Yapılan yargılamaya, toplanıp karar yerinde gösterilen delillere,
mahkemenin kovuşturma sonuçlarına uygun olarak oluşan kanaat ve takdirine,
incelenen dosya kapsamına göre, davalı vekilinin davanın reddi gerektiğine
ilişkin yerinde görülmeyen sair temyiz itirazlarının reddine; ancak;
Maddi tazminatın, davacının gözaltında ve tutuklu kaldığı döneme ilişkin
net asgari ücret üzerinden hesaplanan ‘’20.809,88’’ TL yerine, hatalı bilirkişi
raporuna dayanılarak bu miktarın üstünde kalacak şekilde ‘’22.802,12’’ TL
olarak tayin edilmesi suretiyle, davacı lehine fazla maddi tazminata
hükmolunması,
Kanuna aykırı olup, davalı vekilinin temyiz itirazları bu itibarla
yerinde görüldüğünden hükmün 5271 sayılı CMK'nın 303/1. maddesi gereğince
BOZULMASINA; ancak yeniden yargılama yapmayı gerektirmeyen bu hususun aynı
madde uyarınca düzeltilmesi mümkün bulunduğundan, davacı lehine hükmedilen
maddi tazminatın 20.809,88 TL’ye indirilmesi suretiyle, sair yönleri usul ve
Kanuna uygun bulunan hükmün DÜZELTİLEREK, Bursa Bölge Adliye Mahkemesi 3. Ceza
Dairesi'nin 08.10.2018 tarihli, 2018/2525 Esas, 2018/1535 Karar sayılı kararına
karşı yapılan temyiz isteminin isteme uygun olarak 5271 sayılı CMK'nın 302/1.

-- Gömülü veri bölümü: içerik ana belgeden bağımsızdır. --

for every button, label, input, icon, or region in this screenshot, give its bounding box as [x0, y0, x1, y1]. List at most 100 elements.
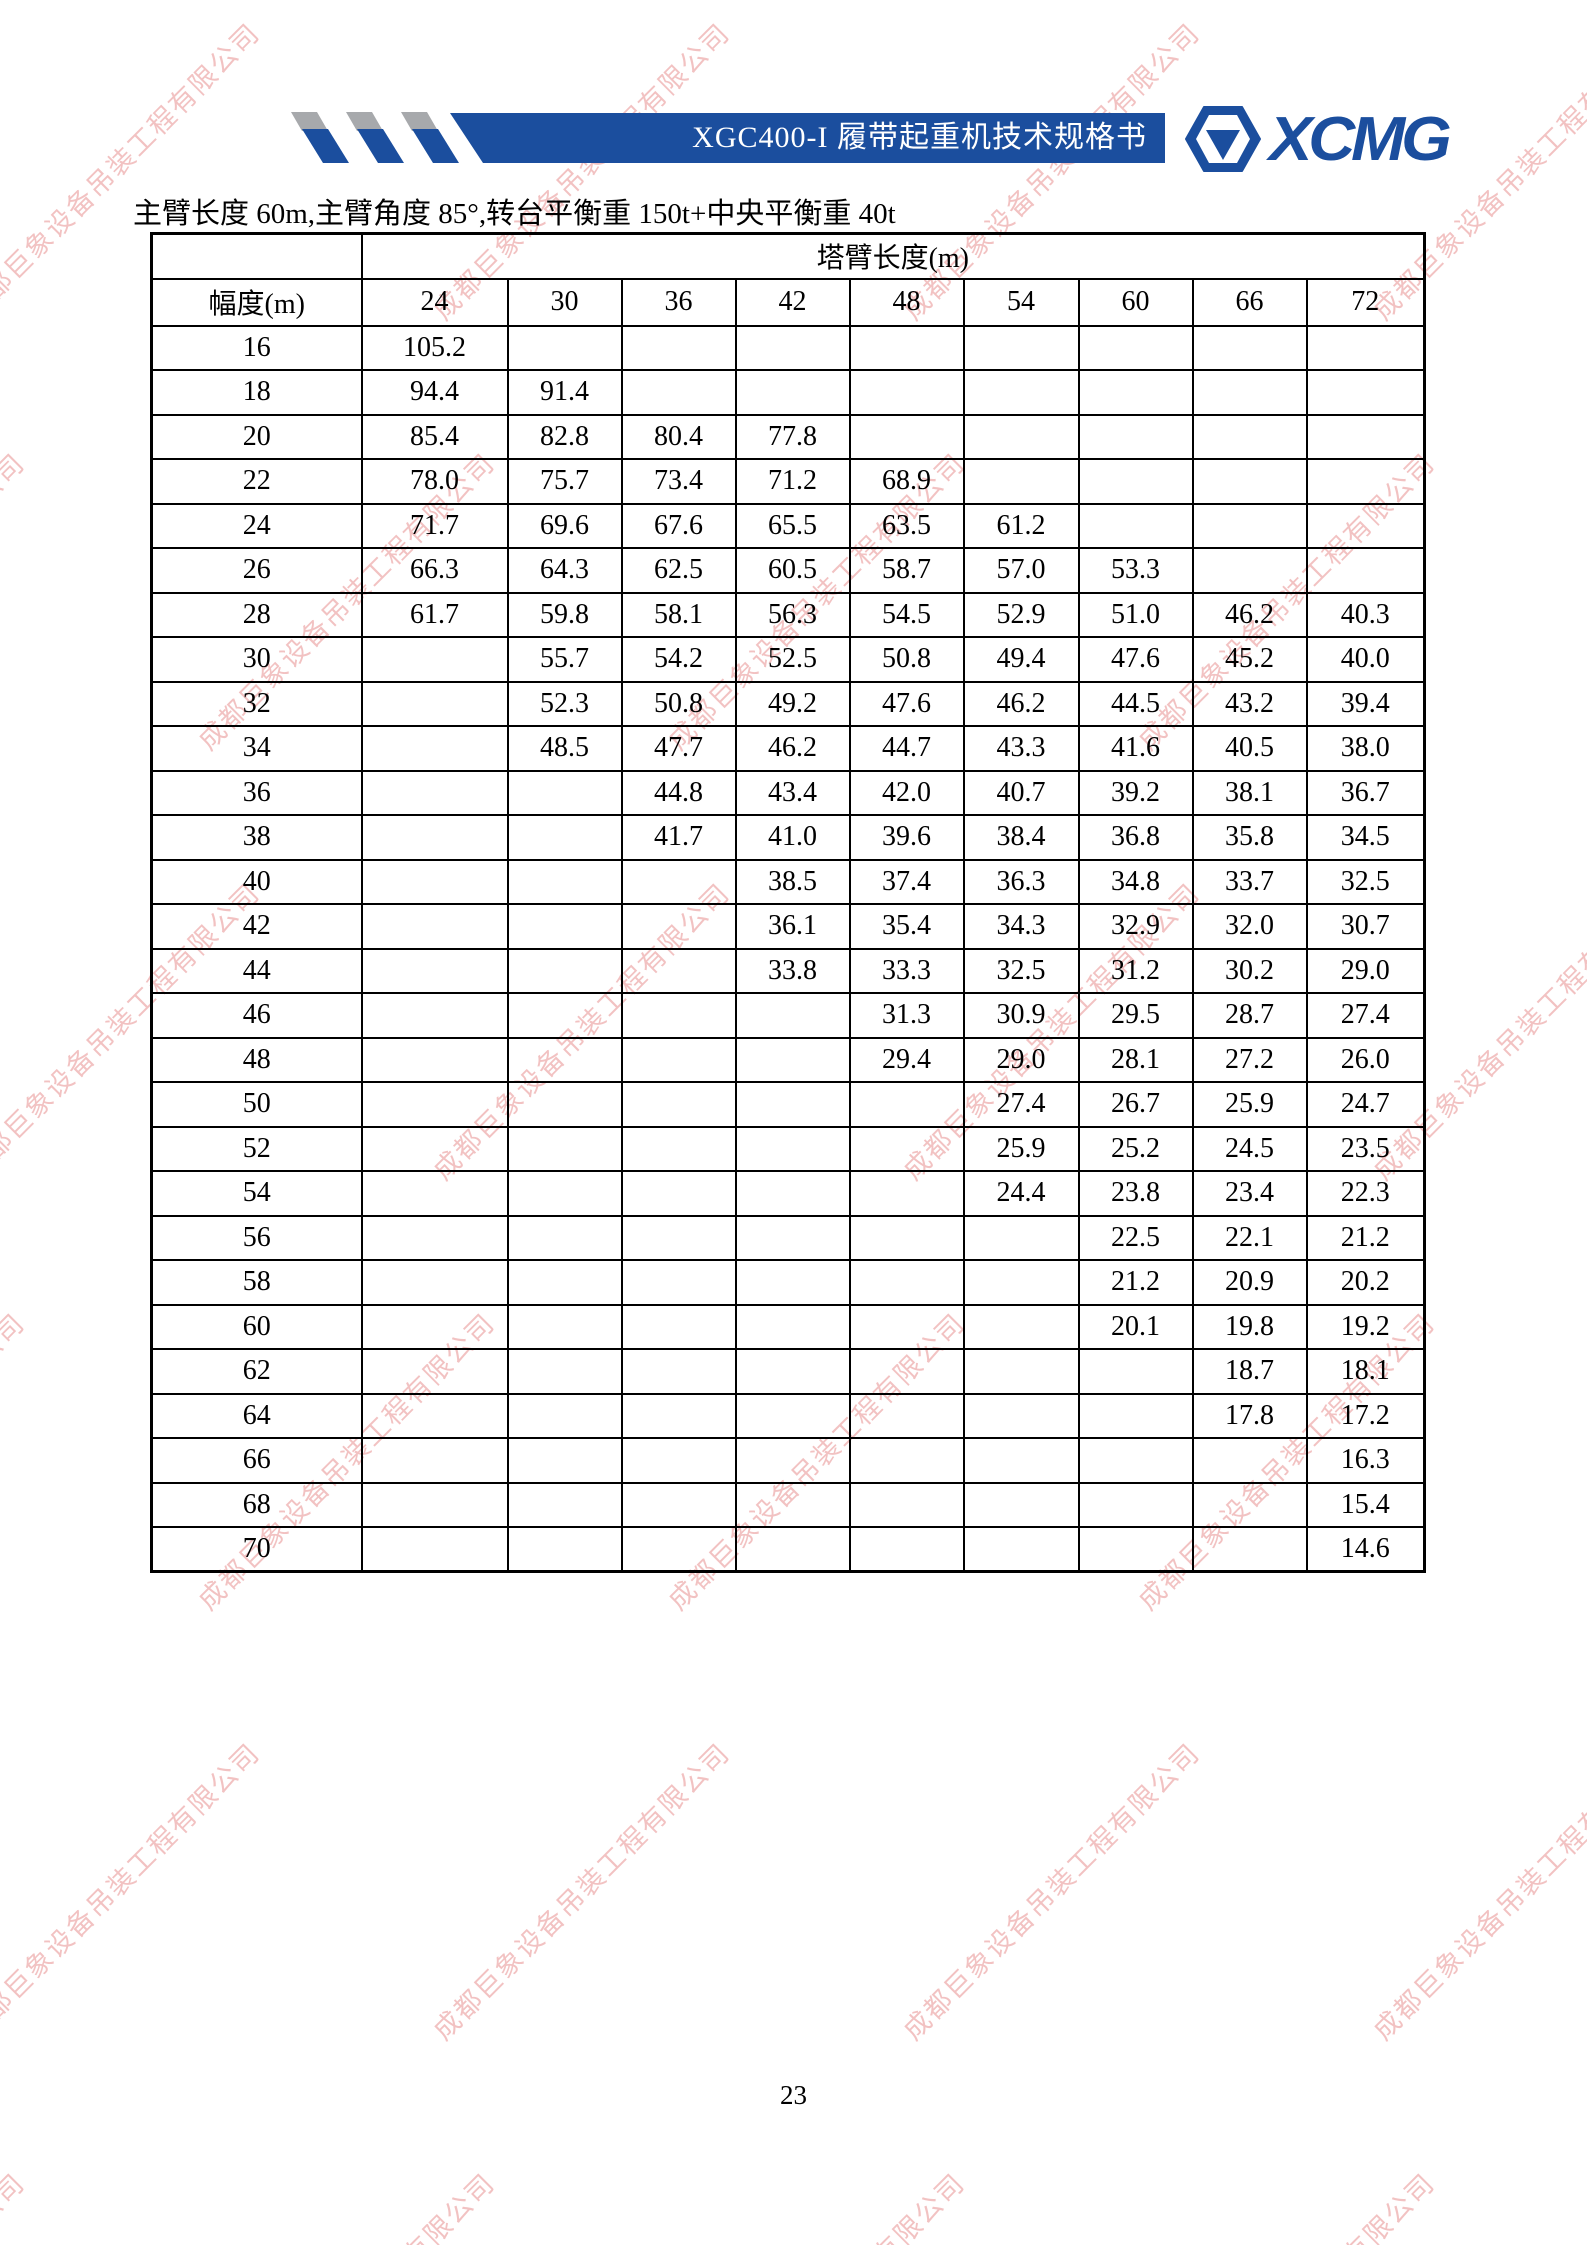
capacity-cell — [506, 947, 623, 994]
capacity-cell: 44.8 — [620, 769, 737, 816]
capacity-cell: 50.8 — [848, 636, 965, 683]
capacity-cell: 28.7 — [1191, 992, 1308, 1039]
capacity-cell — [620, 1036, 737, 1083]
capacity-cell — [1305, 502, 1426, 549]
capacity-cell: 91.4 — [506, 369, 623, 416]
capacity-cell: 16.3 — [1305, 1437, 1426, 1484]
capacity-cell — [1077, 1481, 1194, 1528]
capacity-cell — [1191, 502, 1308, 549]
capacity-cell — [1305, 369, 1426, 416]
capacity-cell: 17.8 — [1191, 1392, 1308, 1439]
capacity-cell — [848, 1125, 965, 1172]
capacity-cell — [506, 1303, 623, 1350]
capacity-cell: 59.8 — [506, 591, 623, 638]
capacity-cell — [1077, 413, 1194, 460]
capacity-cell — [360, 1437, 509, 1484]
radius-cell: 54 — [150, 1170, 363, 1217]
capacity-cell: 66.3 — [360, 547, 509, 594]
radius-cell: 26 — [150, 547, 363, 594]
capacity-cell — [620, 1170, 737, 1217]
capacity-cell — [1191, 324, 1308, 371]
capacity-cell — [1077, 324, 1194, 371]
capacity-cell — [1077, 1526, 1194, 1573]
capacity-cell — [848, 1259, 965, 1306]
capacity-cell: 23.5 — [1305, 1125, 1426, 1172]
radius-cell: 22 — [150, 458, 363, 505]
capacity-cell — [360, 814, 509, 861]
capacity-cell: 54.2 — [620, 636, 737, 683]
capacity-cell — [360, 1125, 509, 1172]
capacity-cell: 85.4 — [360, 413, 509, 460]
capacity-cell — [962, 1259, 1080, 1306]
capacity-cell — [620, 369, 737, 416]
capacity-cell — [620, 1392, 737, 1439]
capacity-cell — [734, 1303, 851, 1350]
capacity-cell: 26.0 — [1305, 1036, 1426, 1083]
capacity-cell — [360, 858, 509, 905]
capacity-cell: 38.4 — [962, 814, 1080, 861]
table-row: 42 36.1 35.4 34.3 32.9 32.0 30.7 — [150, 903, 1426, 950]
capacity-cell — [360, 725, 509, 772]
capacity-cell: 51.0 — [1077, 591, 1194, 638]
capacity-cell: 36.3 — [962, 858, 1080, 905]
table-row: 48 29.4 29.0 28.1 27.2 26.0 — [150, 1036, 1426, 1083]
capacity-cell — [360, 680, 509, 727]
capacity-cell: 63.5 — [848, 502, 965, 549]
capacity-cell: 28.1 — [1077, 1036, 1194, 1083]
capacity-cell — [506, 1259, 623, 1306]
capacity-cell — [360, 636, 509, 683]
capacity-cell: 24.4 — [962, 1170, 1080, 1217]
capacity-cell — [620, 992, 737, 1039]
table-row: 26 66.3 64.3 62.5 60.5 58.7 57.0 53.3 — [150, 547, 1426, 594]
column-header-row: 幅度(m) 24 30 36 42 48 54 60 66 72 — [150, 277, 1426, 327]
capacity-cell: 34.5 — [1305, 814, 1426, 861]
capacity-cell: 20.1 — [1077, 1303, 1194, 1350]
watermark-text: 成都巨象设备吊装工程有限公司 — [897, 1737, 1206, 2046]
radius-cell: 50 — [150, 1081, 363, 1128]
capacity-cell — [506, 1392, 623, 1439]
capacity-cell: 20.2 — [1305, 1259, 1426, 1306]
watermark-text: 成都巨象设备吊装工程有限公司 — [427, 1737, 736, 2046]
capacity-cell: 30.7 — [1305, 903, 1426, 950]
capacity-cell: 47.7 — [620, 725, 737, 772]
capacity-cell: 56.3 — [734, 591, 851, 638]
capacity-cell — [360, 1259, 509, 1306]
capacity-cell: 33.3 — [848, 947, 965, 994]
capacity-cell: 75.7 — [506, 458, 623, 505]
capacity-cell — [962, 369, 1080, 416]
radius-cell: 70 — [150, 1526, 363, 1573]
capacity-cell — [848, 1392, 965, 1439]
capacity-cell: 60.5 — [734, 547, 851, 594]
radius-cell: 40 — [150, 858, 363, 905]
capacity-cell: 64.3 — [506, 547, 623, 594]
capacity-cell — [1077, 458, 1194, 505]
capacity-cell: 38.1 — [1191, 769, 1308, 816]
radius-cell: 20 — [150, 413, 363, 460]
capacity-cell — [962, 1303, 1080, 1350]
capacity-cell: 29.5 — [1077, 992, 1194, 1039]
watermark-text: 成都巨象设备吊装工程有限公司 — [658, 2163, 973, 2245]
capacity-cell: 40.3 — [1305, 591, 1426, 638]
table-row: 44 33.8 33.3 32.5 31.2 30.2 29.0 — [150, 947, 1426, 994]
capacity-cell — [360, 1348, 509, 1395]
capacity-cell: 43.2 — [1191, 680, 1308, 727]
table-row: 20 85.4 82.8 80.4 77.8 — [150, 413, 1426, 460]
capacity-cell: 61.7 — [360, 591, 509, 638]
capacity-cell: 43.4 — [734, 769, 851, 816]
capacity-cell — [734, 992, 851, 1039]
table-row: 32 52.3 50.8 49.2 47.6 46.2 44.5 43.2 39.4 — [150, 680, 1426, 727]
table-row: 52 25.9 25.2 24.5 23.5 — [150, 1125, 1426, 1172]
capacity-cell — [506, 858, 623, 905]
capacity-cell: 94.4 — [360, 369, 509, 416]
capacity-cell — [360, 1214, 509, 1261]
capacity-cell — [962, 413, 1080, 460]
page-number: 23 — [780, 2080, 807, 2110]
radius-cell: 46 — [150, 992, 363, 1039]
capacity-cell: 18.7 — [1191, 1348, 1308, 1395]
capacity-cell: 44.7 — [848, 725, 965, 772]
capacity-cell: 49.4 — [962, 636, 1080, 683]
column-header-cell: 66 — [1191, 277, 1308, 327]
tower-jib-length-header: 塔臂长度(m) — [360, 232, 1426, 280]
table-row: 40 38.5 37.4 36.3 34.8 33.7 32.5 — [150, 858, 1426, 905]
header-title: XGC400-I 履带起重机技术规格书 — [692, 121, 1147, 154]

maddesi uyarınca ESASTAN REDDİNE; 5271 sayılı CMK'nın 7165 sayılı Ceza
Muhakemesi Kanunu ve Bazı Kanunlarda Değişiklik Yapılmasına Dair Kanun'un 8.
maddesi ile değişik 304/1. maddesi uyarınca, dosyanın gereği için İnegöl Ağır
Ceza Mahkemesi'ne; kararın bir örneğinin de Bursa Bölge Adliye Mahkemesi 3.
Ceza Dairesi'ne iletilmek üzere Yargıtay Cumhuriyet Başsavcılığına
GÖNDERİLMESİNE; 28.06.2021 tarihinde oybirliğiyle karar verildi.